As we recently reported, Mastercam has embedded “AI-enabled CAM intelligence” into its Mastercam 2026 product, which debuted to customers this past July. The platform includes access to Mastercam Copilot — a task-based interface that users can interact with via voice or text that essentially provides access to the company’s entire knowledge base. Bukowski says that Copilot can explain commands, walk through workflows, or execute certain functions in the software.

“You can say, ‘Set the display to wireframe mode,’ and it’ll do it for you,” Bukowski says. “You don’t even have to know the exact name of the command.”

But even Bukowski would argue that no one should be tossing their copies of Machinery’s Handbook out the window. As fast as AI is evolving, it’s not ready to fly solo. “We still have so much knowledge tied up in experienced programmers,” he says. “Feeds and speeds, how to use certain controls — there isn’t a large enough global knowledge base for an AI to reliably provide all of that. What we’re doing is offloading the tasks we do have reliable information for, so the user can focus on the complex problems that AI can’t solve yet.”

Solving the SME Challenge

When it comes to the specific challenges that make smaller shops question the use of AI, Bukowski points to three major sticking points:

Fear: Will AI replace skilled workers?

Trust: Can AI’s non-deterministic behavior — its tendency to produce different outputs from the same inputs — be trusted with expensive machines and materials?

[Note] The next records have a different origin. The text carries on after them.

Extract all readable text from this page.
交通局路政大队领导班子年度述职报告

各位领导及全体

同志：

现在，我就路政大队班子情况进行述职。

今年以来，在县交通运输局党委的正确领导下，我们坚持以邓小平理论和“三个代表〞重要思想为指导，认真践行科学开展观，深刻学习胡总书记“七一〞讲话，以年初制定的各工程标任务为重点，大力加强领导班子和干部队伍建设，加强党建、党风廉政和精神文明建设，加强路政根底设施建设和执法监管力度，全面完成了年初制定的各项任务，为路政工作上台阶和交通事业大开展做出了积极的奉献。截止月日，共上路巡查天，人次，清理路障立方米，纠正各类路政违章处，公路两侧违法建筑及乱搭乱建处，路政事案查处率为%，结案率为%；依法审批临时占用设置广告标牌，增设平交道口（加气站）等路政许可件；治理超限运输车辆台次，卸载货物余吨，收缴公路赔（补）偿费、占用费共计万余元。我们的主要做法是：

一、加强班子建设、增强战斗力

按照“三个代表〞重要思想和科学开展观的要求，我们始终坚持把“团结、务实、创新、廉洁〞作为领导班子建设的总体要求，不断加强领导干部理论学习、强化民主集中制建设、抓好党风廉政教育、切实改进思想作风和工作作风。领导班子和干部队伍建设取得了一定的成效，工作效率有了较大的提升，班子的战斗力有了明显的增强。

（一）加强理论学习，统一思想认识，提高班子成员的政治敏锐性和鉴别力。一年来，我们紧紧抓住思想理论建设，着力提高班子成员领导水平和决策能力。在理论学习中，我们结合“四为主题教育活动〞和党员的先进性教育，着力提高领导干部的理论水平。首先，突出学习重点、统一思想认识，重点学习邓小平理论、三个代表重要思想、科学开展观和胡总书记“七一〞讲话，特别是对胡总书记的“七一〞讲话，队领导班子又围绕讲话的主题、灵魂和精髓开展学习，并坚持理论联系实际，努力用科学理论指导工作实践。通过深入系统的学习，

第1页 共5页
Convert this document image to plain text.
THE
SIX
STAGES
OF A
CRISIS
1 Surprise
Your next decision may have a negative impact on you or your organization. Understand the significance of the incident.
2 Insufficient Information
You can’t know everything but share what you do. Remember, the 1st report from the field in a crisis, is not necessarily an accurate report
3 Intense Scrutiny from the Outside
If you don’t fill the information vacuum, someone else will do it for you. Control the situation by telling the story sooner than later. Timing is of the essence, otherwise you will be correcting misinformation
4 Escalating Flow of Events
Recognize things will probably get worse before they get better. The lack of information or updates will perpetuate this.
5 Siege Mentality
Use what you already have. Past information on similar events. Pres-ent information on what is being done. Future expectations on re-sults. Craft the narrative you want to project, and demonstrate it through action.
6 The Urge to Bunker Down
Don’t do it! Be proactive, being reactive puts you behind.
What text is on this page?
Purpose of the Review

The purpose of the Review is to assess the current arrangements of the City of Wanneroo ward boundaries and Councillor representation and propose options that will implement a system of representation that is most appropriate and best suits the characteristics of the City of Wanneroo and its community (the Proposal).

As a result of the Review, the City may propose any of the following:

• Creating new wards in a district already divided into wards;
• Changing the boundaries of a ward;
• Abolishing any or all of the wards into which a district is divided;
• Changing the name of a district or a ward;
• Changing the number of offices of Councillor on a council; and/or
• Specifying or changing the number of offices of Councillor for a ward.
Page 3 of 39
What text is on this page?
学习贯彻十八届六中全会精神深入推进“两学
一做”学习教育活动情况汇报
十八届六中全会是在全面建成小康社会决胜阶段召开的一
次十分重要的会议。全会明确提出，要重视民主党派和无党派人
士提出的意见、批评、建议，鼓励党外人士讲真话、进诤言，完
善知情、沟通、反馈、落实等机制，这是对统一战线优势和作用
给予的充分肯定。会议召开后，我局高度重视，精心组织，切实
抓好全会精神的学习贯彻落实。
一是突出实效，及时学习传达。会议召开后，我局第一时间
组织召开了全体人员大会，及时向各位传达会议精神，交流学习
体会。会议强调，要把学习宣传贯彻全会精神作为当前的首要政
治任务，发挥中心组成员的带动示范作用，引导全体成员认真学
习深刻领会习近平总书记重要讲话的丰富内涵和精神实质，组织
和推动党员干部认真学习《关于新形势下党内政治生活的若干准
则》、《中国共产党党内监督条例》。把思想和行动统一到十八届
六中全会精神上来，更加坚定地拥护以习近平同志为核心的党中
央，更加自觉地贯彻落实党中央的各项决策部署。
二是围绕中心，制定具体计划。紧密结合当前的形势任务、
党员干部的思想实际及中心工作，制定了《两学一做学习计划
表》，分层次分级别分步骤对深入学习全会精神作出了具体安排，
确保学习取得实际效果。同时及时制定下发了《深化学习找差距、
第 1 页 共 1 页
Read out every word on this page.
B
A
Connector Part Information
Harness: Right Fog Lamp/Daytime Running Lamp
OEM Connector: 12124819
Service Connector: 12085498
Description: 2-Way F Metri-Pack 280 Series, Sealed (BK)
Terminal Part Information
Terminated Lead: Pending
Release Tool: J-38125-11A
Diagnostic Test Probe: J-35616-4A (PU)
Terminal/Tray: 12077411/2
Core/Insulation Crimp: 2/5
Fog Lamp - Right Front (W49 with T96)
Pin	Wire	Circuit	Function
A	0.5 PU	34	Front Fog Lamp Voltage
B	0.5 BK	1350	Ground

Legal Ambiguity: Who owns the IP when AI is baked into the recipe? Is it the machine operator or company that used the AI? Is it the AI developer? Is AI-generated output even legally recognized as protected IP?

Bukowski says that these challenges are why Mastercam is focused on just two areas: education and control. “We’re not collecting part or process data from customers,” he explains. “We’re giving them suggestions based on our own data, and they decide what to do with it. From a legal and trust standpoint, that’s a very different model from some cloud-based generative tools.”

Mastercam’s status as an established, widely adopted platform puts it in a different position here. Rather than developing its own closed-loop system, the company is partnering with AI-focused startups like CloudNC and Lambda to embed intelligent features directly into its existing workflows.

“Think about CloudNC or Lambda Function,” Bukowski said. “They’re developing toolpath automation with us, and we’re staying agnostic. Our goal is to produce the best motion and support the most useful integrations — not to lock anyone into a walled garden.”

The Road Ahead for AI and CAM

So where does Bukowski see all of this headed? A place in the not-so-distant future where manufacturing ideas go from concept to code conversationally.

“CAD/CAM software is becoming a tool to bring ideas to life,” he says. “Eventually, you’re going to have someone explain to an AI what they want to build, let it draft the model and manufacturing program, and run it in a safe mode on the machine. Maybe it’s not optimized yet — but it gets you started. That’s the future.”

There are some AI sandboxes that Bukowski doesn’t see Mastercam playing in — predictive maintenance and machine-health, for example. So Mastercam partners with companies in those areas, too, which allows it to remain focused on its core programming and automation tools.

But Bukowski says the company is also mindful of the environments in which they operate and the “legal ambiguity” mentioned above. Sensitivities around IP ownership and national security are increasing demand for offline capabilities, he says. “We’re an on-premise software. You own it. Download it, you install it, you run it on your hardware. People are looking for that type of solution and that’s what we are today.”

So where are we headed? Bukowski believes that CAM programmers will only become more essential — even as their roles evolve. “They’ll be the ones adapting AI for their own use,” he said. “Long term, we’ll see a shift in what these professionals do — from executing routines to creating them. The value of their expertise is only going to go up.”